Chatter about New Zealand housing affordability says the market is overcooked. I would venture to say that some of the silly money being spent on underwhelming homes (albeit on valuable parcels of land or in sought-after suburbs) is half-baked. Once, $1 million used to be considered a sizeable sum.
Not any more, it seems. It's becoming de rigueur for do-ups in fashionable city-fringe areas to fetch more than a mill. Then there's the thought of what buyers are spending on these properties - whether renovating or building from scratch - to make them habitable to their standards.
This trend got me thinking about what our New Zealand dollars could buy overseas. Our dollar is holding its own against the greenback and euro.

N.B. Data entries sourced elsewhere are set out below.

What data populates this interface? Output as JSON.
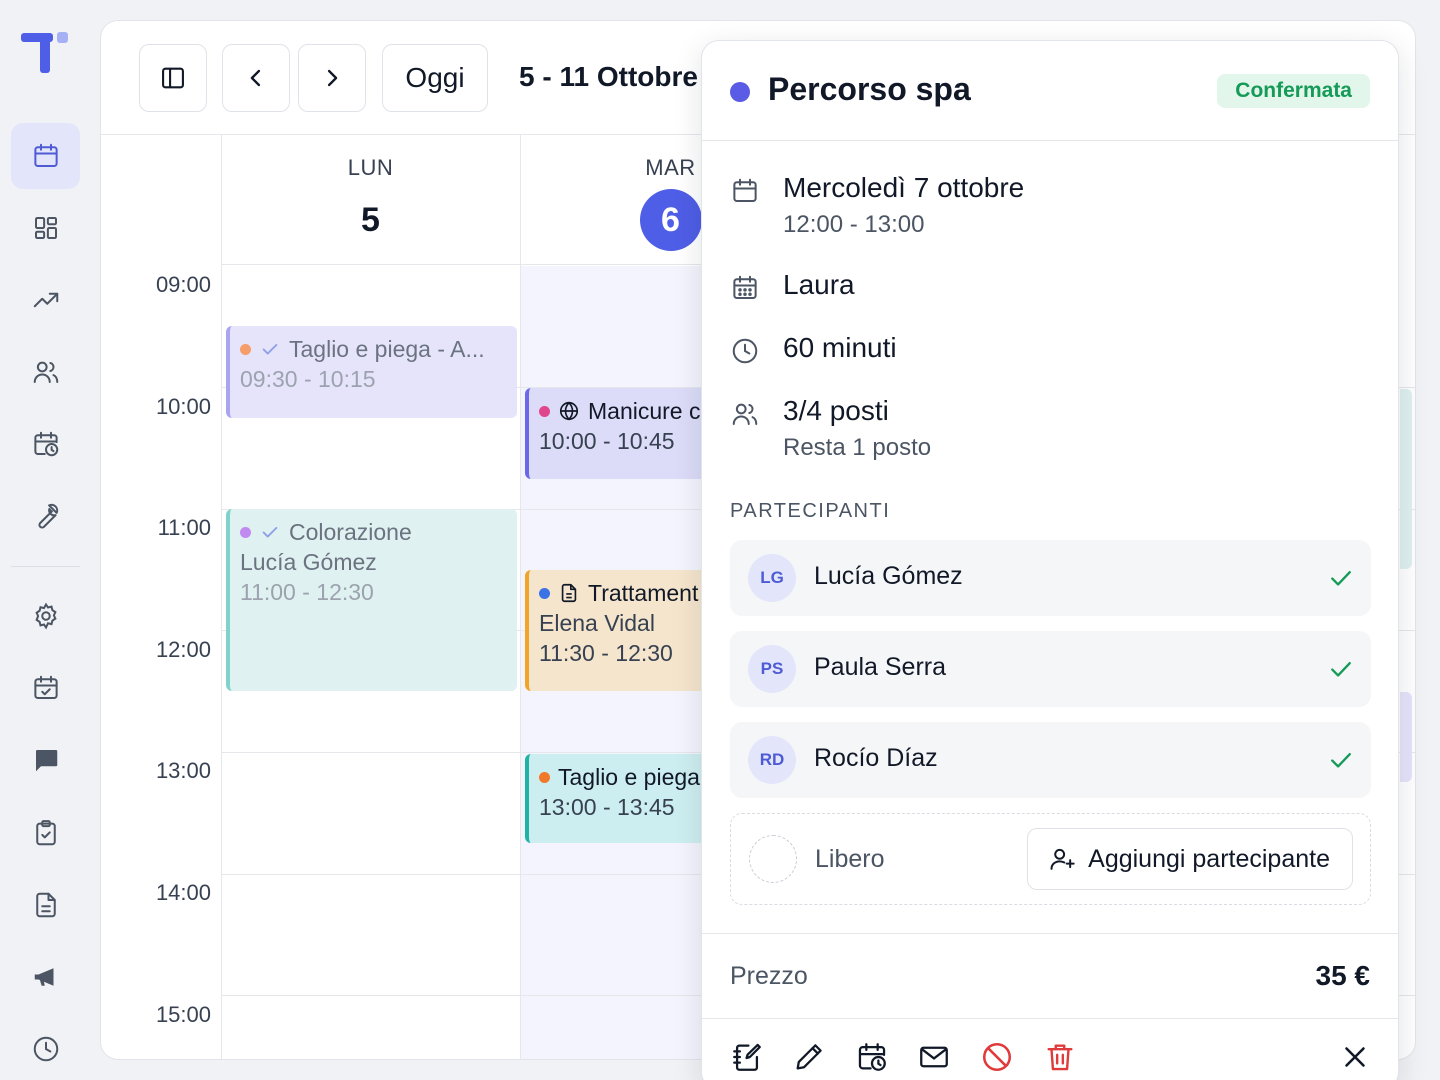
{
  "app": {
    "colors": {
      "accent": "#4f5ee6",
      "success": "#159a57",
      "danger": "#e03b3b"
    }
  },
  "sidebar": {
    "logo": "tiny-logo",
    "items": [
      {
        "icon": "calendar-icon",
        "active": true
      },
      {
        "icon": "dashboard-icon"
      },
      {
        "icon": "trending-up-icon"
      },
      {
        "icon": "users-icon"
      },
      {
        "icon": "calendar-clock-icon"
      },
      {
        "icon": "wrench-icon"
      },
      {
        "icon": "gear-icon"
      },
      {
        "icon": "calendar-check-icon"
      },
      {
        "icon": "chat-icon"
      },
      {
        "icon": "clipboard-check-icon"
      },
      {
        "icon": "document-icon"
      },
      {
        "icon": "megaphone-icon"
      },
      {
        "icon": "clock-icon"
      }
    ]
  },
  "toolbar": {
    "today_label": "Oggi",
    "range_title": "5 - 11 Ottobre"
  },
  "calendar": {
    "days": [
      {
        "name": "LUN",
        "number": "5",
        "today": false
      },
      {
        "name": "MAR",
        "number": "6",
        "today": true
      }
    ],
    "hours": [
      "09:00",
      "10:00",
      "11:00",
      "12:00",
      "13:00",
      "14:00",
      "15:00"
    ],
    "events": [
      {
        "title": "Taglio e piega - A...",
        "time": "09:30 - 10:15",
        "dot": "#f59e6b",
        "status": "check-icon"
      },
      {
        "title": "Colorazione",
        "client": "Lucía Gómez",
        "time": "11:00 - 12:30",
        "dot": "#c08af0",
        "status": "check-icon"
      },
      {
        "title": "Manicure c",
        "time": "10:00 - 10:45",
        "dot": "#e0468b",
        "status": "globe-icon"
      },
      {
        "title": "Trattament",
        "client": "Elena Vidal",
        "time": "11:30 - 12:30",
        "dot": "#3b73e6",
        "status": "document-icon"
      },
      {
        "title": "Taglio e piega",
        "time": "13:00 - 13:45",
        "dot": "#f07a2a"
      }
    ]
  },
  "detail": {
    "title": "Percorso spa",
    "status": "Confermata",
    "date": "Mercoledì 7 ottobre",
    "time": "12:00 - 13:00",
    "staff": "Laura",
    "duration": "60 minuti",
    "seats": "3/4 posti",
    "seats_left": "Resta 1 posto",
    "participants_label": "PARTECIPANTI",
    "participants": [
      {
        "initials": "LG",
        "name": "Lucía Gómez"
      },
      {
        "initials": "PS",
        "name": "Paula Serra"
      },
      {
        "initials": "RD",
        "name": "Rocío Díaz"
      }
    ],
    "free_label": "Libero",
    "add_participant_label": "Aggiungi partecipante",
    "price_label": "Prezzo",
    "price": "35 €",
    "actions": [
      "notes-icon",
      "pencil-icon",
      "reschedule-icon",
      "mail-icon",
      "cancel-icon",
      "trash-icon",
      "close-icon"
    ]
  }
}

I nearly spluttered over my keyboard when I searched the website of France-based immobiliers (that's French for real estate agents) Maxwell Storrie Baynes. On maxwellstorriebaynes.com I saw my dream home, an architect-designed beauty built in 1974, with an asking price of €1,155,000 (this works out to be approximately $1.8 million at present exchange rates).

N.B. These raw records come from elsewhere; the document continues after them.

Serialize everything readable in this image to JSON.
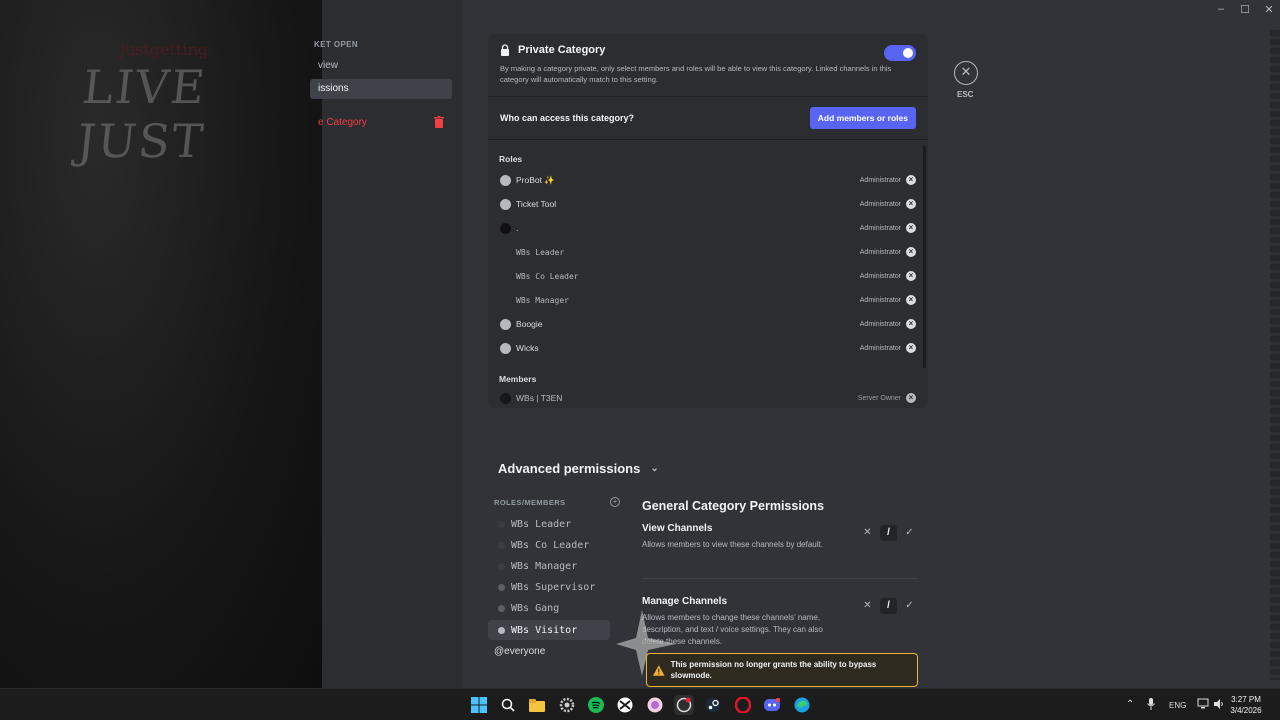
{
  "window": {
    "minimize_label": "–",
    "maximize_label": "☐",
    "close_label": "✕"
  },
  "background": {
    "grunge_title": "LIVE JUST",
    "grunge_sub": "justgetting"
  },
  "sidebar": {
    "header": "KET OPEN",
    "items": [
      {
        "label": "view"
      },
      {
        "label": "issions"
      },
      {
        "label": "e Category"
      }
    ]
  },
  "private_category": {
    "title": "Private Category",
    "enabled": true,
    "description": "By making a category private, only select members and roles will be able to view this category. Linked channels in this category will automatically match to this setting.",
    "who_label": "Who can access this category?",
    "add_button": "Add members or roles",
    "roles_label": "Roles",
    "roles": [
      {
        "name": "ProBot ✨",
        "permission": "Administrator",
        "icon": "avatar-icon",
        "mono": false
      },
      {
        "name": "Ticket Tool",
        "permission": "Administrator",
        "icon": "avatar-icon",
        "mono": false
      },
      {
        "name": ".",
        "permission": "Administrator",
        "icon": "avatar-dark-icon",
        "mono": false
      },
      {
        "name": "WBs Leader",
        "permission": "Administrator",
        "icon": "none",
        "mono": true
      },
      {
        "name": "WBs Co Leader",
        "permission": "Administrator",
        "icon": "none",
        "mono": true
      },
      {
        "name": "WBs Manager",
        "permission": "Administrator",
        "icon": "none",
        "mono": true
      },
      {
        "name": "Boogie",
        "permission": "Administrator",
        "icon": "avatar-icon",
        "mono": false
      },
      {
        "name": "Wicks",
        "permission": "Administrator",
        "icon": "avatar-icon",
        "mono": false
      }
    ],
    "members_label": "Members",
    "members": [
      {
        "name": "WBs | T3EN",
        "permission": "Server Owner"
      }
    ]
  },
  "close": {
    "label": "ESC",
    "icon": "✕"
  },
  "advanced": {
    "title": "Advanced permissions",
    "roles_members_header": "ROLES/MEMBERS",
    "list": [
      {
        "name": "WBs Leader",
        "dot": "dark"
      },
      {
        "name": "WBs Co Leader",
        "dot": "dark"
      },
      {
        "name": "WBs Manager",
        "dot": "dark"
      },
      {
        "name": "WBs Supervisor",
        "dot": "grey"
      },
      {
        "name": "WBs Gang",
        "dot": "grey"
      },
      {
        "name": "WBs Visitor",
        "dot": "light"
      }
    ],
    "everyone": "@everyone",
    "section_title": "General Category Permissions",
    "permissions": [
      {
        "name": "View Channels",
        "description": "Allows members to view these channels by default."
      },
      {
        "name": "Manage Channels",
        "description": "Allows members to change these channels' name, description, and text / voice settings. They can also delete these channels."
      }
    ],
    "warning": "This permission no longer grants the ability to bypass slowmode."
  },
  "taskbar": {
    "lang": "ENG",
    "time": "3:27 PM",
    "date": "3/4/2026"
  },
  "colors": {
    "accent": "#5865f2",
    "danger": "#f23f42",
    "warning": "#f0b232"
  }
}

Then, to my astonishment, I saw a "magnificent 19th-century chateau with all its original elements still in place ... recently renovated with care", five minutes from the Saintes town centre, on the western coast of France, half-way between Poitiers and Bordeaux. This fairytale property has a price tag of €996,400, which works out to be about $1.548m.
The description of the French chateau has me smitten. Look up ID 2578801 to read about its 650sq m floor area, its marble-floored entrance hall, parquet-floored living, dining and sitting rooms, reception room, six bedrooms and four bathrooms. Two rooms are yet to be restored inside but outside comes with 330sq m of outbuildings and "a little lake in the garden". The 2.8ha of landscaped gardens even have a small wood. Sacre bleu.